Barbara’s rating: 3.8 out of 5 Stars
Series: The Grand Tours of the Aristocracy #4
Publication Date: 10/24/25
Period: 1841 – Rome
Number of Pages: 329
With this author, we always get two wonderful romances and HEAs in each book. She also usually references something from a long-ago book – something that helped the hero win the heroine. In this book, it is shoes. If you read that earlier book, it will make you smile as you remember, and if you didn’t read it, you’ll think ‘how cute’ and move on. In this series, we follow a group of family members embarking on a Grand Tour – with Rome as their final destination. During the tour, all of the unattached males have found their HEAs – except David, Viscount Penton.
David has always behaved as a gentleman should. He’s respectful, thoughtful, kind, caring, protective, and amiable. Everybody loves David – well, almost everybody. He cannot believe the young lady he just tried to rescue thinks he is as bad a rake as the man from whom he attempted to rescue her. Humpf! Of course, he has to admire the fact that she had actually already rescued herself.

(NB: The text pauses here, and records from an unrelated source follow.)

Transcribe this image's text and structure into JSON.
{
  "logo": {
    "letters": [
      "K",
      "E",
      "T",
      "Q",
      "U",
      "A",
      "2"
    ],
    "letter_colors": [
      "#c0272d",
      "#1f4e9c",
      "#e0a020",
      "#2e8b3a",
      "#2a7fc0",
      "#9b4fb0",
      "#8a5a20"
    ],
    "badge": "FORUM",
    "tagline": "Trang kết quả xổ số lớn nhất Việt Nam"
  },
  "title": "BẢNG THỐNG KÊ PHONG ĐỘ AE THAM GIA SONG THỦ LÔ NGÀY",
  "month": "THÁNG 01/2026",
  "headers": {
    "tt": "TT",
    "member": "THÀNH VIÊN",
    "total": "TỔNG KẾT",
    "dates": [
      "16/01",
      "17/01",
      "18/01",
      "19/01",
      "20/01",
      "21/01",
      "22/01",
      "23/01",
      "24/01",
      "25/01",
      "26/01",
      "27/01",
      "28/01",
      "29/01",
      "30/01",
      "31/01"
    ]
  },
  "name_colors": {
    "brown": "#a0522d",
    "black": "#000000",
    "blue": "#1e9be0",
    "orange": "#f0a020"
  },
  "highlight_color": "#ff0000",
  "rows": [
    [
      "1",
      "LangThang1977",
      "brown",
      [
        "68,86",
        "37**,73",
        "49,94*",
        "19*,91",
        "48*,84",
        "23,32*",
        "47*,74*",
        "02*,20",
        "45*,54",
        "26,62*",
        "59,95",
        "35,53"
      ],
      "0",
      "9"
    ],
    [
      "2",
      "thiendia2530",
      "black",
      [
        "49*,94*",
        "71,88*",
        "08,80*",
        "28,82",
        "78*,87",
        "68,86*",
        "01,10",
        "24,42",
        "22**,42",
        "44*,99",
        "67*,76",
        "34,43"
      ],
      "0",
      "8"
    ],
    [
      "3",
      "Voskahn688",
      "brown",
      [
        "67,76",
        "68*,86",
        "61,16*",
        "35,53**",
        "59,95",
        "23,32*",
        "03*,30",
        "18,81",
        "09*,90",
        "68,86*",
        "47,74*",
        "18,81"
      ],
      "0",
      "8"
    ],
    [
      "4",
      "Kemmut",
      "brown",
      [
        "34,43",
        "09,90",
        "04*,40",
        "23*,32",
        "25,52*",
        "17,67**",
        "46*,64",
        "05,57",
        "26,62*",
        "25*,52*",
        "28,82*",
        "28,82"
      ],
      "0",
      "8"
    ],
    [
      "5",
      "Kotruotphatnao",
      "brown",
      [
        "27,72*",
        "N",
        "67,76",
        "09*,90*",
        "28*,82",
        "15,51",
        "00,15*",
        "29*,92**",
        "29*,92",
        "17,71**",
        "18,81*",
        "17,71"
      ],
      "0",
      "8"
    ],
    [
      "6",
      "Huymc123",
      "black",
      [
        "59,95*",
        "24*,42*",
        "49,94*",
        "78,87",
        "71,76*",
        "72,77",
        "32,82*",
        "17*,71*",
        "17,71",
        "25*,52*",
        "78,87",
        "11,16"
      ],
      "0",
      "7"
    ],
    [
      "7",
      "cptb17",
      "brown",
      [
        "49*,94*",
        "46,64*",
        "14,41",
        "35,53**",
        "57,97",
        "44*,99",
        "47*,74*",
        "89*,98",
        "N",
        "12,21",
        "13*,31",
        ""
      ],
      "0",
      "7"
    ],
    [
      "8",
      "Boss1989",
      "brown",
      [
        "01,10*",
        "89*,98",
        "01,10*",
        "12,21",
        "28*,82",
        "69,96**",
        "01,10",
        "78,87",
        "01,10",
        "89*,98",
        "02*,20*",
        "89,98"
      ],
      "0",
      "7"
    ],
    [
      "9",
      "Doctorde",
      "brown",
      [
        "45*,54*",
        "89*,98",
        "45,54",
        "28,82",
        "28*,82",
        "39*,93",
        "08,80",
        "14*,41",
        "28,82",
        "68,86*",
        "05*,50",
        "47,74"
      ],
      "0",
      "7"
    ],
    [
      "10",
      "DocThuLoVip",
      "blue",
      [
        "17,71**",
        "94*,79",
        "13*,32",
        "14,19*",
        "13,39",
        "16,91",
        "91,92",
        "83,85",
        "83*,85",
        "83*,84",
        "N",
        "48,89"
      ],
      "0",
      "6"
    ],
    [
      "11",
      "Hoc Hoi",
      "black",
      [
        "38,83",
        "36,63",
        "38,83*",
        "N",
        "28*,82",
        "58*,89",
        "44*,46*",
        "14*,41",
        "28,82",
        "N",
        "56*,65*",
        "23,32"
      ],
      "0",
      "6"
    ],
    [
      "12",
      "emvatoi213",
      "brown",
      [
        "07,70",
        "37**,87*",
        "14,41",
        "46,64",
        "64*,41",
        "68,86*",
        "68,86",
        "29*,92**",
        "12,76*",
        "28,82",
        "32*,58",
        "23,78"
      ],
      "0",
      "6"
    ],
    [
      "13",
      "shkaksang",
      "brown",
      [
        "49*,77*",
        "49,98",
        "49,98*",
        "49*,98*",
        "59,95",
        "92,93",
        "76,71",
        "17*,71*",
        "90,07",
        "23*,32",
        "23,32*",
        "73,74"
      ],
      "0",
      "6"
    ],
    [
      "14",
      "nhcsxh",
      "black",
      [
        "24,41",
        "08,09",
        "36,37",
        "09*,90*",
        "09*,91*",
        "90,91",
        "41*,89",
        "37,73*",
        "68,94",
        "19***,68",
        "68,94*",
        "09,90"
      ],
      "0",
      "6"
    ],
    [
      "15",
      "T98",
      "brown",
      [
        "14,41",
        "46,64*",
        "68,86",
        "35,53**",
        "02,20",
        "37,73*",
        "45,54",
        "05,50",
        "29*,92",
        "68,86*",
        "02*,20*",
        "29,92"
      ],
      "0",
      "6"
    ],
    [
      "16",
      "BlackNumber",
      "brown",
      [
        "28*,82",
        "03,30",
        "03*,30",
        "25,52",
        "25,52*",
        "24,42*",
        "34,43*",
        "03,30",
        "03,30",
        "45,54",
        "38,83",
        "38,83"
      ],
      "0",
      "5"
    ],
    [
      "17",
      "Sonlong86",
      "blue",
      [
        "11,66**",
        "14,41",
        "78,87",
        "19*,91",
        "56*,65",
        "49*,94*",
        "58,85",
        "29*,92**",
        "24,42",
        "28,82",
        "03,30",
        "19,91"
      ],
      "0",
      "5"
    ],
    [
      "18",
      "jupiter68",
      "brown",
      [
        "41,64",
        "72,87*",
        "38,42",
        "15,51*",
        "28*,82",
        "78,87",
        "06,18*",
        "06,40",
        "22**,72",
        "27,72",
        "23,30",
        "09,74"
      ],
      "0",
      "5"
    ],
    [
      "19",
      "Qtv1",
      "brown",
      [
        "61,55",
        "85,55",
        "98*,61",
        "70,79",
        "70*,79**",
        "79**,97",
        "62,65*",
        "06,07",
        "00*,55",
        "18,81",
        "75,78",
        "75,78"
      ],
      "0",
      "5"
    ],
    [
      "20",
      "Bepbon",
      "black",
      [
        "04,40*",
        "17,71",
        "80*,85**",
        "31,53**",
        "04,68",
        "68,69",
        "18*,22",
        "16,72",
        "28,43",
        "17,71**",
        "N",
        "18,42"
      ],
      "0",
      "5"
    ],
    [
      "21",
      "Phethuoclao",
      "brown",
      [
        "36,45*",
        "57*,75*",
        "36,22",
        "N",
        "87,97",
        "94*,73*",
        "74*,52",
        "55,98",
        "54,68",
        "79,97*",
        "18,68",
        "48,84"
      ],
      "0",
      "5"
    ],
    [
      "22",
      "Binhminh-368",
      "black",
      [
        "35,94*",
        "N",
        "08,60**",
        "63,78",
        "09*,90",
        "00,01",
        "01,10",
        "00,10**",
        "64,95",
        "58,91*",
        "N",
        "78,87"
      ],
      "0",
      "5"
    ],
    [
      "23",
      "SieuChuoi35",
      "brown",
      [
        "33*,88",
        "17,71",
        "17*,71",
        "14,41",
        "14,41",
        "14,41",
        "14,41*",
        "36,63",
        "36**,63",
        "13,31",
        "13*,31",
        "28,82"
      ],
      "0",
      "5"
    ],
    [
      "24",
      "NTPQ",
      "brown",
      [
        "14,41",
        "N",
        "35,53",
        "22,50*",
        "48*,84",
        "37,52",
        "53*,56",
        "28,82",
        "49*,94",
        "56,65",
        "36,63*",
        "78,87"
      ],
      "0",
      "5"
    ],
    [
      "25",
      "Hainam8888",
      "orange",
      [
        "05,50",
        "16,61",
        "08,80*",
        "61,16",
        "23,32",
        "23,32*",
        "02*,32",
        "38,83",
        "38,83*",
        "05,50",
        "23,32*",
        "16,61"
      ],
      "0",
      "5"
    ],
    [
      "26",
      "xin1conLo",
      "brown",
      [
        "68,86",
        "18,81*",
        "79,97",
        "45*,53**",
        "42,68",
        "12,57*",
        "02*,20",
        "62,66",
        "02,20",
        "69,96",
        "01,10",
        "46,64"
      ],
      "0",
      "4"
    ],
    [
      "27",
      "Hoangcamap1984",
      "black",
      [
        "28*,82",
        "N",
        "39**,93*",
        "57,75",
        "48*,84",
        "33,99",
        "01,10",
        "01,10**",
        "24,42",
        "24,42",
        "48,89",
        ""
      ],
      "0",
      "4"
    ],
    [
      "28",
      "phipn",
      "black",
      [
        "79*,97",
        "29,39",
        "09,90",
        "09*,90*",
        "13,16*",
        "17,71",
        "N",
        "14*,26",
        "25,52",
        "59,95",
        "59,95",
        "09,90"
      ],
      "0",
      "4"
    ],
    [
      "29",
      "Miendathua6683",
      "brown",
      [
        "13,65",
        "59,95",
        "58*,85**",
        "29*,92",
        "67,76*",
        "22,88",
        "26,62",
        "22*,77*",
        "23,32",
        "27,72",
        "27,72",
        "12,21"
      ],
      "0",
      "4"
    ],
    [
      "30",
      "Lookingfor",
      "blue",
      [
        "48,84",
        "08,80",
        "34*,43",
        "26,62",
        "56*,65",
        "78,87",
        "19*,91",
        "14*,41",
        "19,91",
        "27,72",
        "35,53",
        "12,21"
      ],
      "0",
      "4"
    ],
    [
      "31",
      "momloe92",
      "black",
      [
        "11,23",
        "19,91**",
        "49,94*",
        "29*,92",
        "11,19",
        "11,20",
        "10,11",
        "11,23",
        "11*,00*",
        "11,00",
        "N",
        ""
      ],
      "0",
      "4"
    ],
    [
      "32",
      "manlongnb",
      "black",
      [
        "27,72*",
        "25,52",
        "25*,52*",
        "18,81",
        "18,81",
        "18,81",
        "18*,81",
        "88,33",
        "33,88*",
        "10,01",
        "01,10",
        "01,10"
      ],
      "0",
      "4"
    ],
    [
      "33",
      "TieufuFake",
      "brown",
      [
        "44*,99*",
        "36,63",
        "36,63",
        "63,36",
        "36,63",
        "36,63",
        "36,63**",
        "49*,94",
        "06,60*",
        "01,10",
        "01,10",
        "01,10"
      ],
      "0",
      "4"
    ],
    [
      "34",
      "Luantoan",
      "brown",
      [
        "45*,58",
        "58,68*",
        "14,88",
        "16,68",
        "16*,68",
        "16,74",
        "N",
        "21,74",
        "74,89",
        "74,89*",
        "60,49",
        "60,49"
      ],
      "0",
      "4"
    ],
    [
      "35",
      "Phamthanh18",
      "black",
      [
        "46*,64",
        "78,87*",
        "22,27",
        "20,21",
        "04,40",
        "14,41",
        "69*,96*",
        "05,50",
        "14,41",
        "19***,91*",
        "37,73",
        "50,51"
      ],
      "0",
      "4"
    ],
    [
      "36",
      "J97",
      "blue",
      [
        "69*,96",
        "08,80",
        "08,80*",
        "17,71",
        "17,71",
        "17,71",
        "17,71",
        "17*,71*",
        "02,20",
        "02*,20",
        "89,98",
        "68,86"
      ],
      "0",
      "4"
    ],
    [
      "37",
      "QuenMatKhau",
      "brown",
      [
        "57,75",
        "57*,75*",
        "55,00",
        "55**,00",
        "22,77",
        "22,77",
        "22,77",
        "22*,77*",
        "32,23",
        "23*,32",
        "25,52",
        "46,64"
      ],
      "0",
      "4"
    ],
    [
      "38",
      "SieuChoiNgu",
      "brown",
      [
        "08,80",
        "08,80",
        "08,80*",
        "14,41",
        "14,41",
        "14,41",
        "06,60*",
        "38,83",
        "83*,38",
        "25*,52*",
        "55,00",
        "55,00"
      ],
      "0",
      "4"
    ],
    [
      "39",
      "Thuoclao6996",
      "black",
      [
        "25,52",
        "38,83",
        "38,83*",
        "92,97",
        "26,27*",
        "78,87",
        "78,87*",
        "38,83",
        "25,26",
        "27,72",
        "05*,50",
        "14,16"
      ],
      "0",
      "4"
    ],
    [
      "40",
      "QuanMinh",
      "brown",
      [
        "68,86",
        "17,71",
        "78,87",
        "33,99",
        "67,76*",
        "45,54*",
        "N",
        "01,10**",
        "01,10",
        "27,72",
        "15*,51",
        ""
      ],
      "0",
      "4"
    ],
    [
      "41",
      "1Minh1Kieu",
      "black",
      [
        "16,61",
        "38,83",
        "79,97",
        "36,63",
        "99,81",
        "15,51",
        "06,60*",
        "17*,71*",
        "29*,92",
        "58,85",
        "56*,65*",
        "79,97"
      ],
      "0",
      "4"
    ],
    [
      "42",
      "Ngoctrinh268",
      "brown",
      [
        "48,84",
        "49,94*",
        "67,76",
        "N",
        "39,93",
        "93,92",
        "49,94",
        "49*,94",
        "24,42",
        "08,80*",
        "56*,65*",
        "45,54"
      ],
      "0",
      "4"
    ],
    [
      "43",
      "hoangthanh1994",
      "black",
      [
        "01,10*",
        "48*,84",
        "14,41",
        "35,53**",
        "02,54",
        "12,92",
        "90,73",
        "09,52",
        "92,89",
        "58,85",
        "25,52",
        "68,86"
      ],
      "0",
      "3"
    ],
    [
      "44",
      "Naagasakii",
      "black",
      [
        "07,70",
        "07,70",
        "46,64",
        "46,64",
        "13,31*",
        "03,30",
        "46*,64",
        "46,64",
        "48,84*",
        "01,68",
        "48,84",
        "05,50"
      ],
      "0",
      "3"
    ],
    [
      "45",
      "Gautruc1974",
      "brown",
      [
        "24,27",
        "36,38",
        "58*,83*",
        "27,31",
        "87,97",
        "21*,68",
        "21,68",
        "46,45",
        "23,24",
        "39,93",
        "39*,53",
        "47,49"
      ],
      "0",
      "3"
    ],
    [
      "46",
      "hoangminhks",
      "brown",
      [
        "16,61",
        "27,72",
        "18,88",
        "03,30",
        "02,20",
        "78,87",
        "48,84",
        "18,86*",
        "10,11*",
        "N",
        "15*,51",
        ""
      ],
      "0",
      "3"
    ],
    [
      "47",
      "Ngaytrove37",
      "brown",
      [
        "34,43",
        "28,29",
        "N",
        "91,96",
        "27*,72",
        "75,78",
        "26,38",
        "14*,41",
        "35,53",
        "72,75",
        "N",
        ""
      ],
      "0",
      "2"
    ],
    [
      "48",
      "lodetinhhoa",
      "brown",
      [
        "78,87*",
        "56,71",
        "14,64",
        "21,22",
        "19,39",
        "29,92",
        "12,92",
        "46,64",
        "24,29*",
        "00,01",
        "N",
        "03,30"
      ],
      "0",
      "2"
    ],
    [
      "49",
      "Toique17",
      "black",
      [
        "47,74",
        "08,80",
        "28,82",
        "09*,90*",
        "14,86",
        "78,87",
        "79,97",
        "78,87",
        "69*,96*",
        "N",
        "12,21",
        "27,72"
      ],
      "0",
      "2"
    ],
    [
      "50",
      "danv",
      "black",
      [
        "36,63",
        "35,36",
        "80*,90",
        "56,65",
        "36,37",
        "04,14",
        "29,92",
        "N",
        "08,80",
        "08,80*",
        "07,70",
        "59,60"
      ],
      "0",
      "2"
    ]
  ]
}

Lady Vittoria has been excessively sheltered by her overprotective father all of her life. She’s never really traveled nor mixed in society – but she has been raised to think all men are rakes, and she acts accordingly. So, when one rake tries to take advantage of her, she believes the one who comes behind him is a rake as well.
Our second romance is between American Patrick McAdams and Dona Armenia D’Avalos, who is Lady Vittoria’s great aunt. Patrick is a widower with an adult son, and has come to Rome to expand their textile business. Armenia has never married and is thankful for that. She thinks Patrick is a fortune-hunting lothario who is after Vittoria.
The sparks fly quickly between each couple, and it was a delight to see David and Patrick pursue and win Vittoria and Armenia.
This was a fun read filled with lovely characters and delightful romances. This author is well-traveled, and you’ll also pick up lots of the history of Rome – along with descriptions that will make you feel as if you are walking right along beside them.
I voluntarily read an early copy of this book. All thoughts and opinions are my own.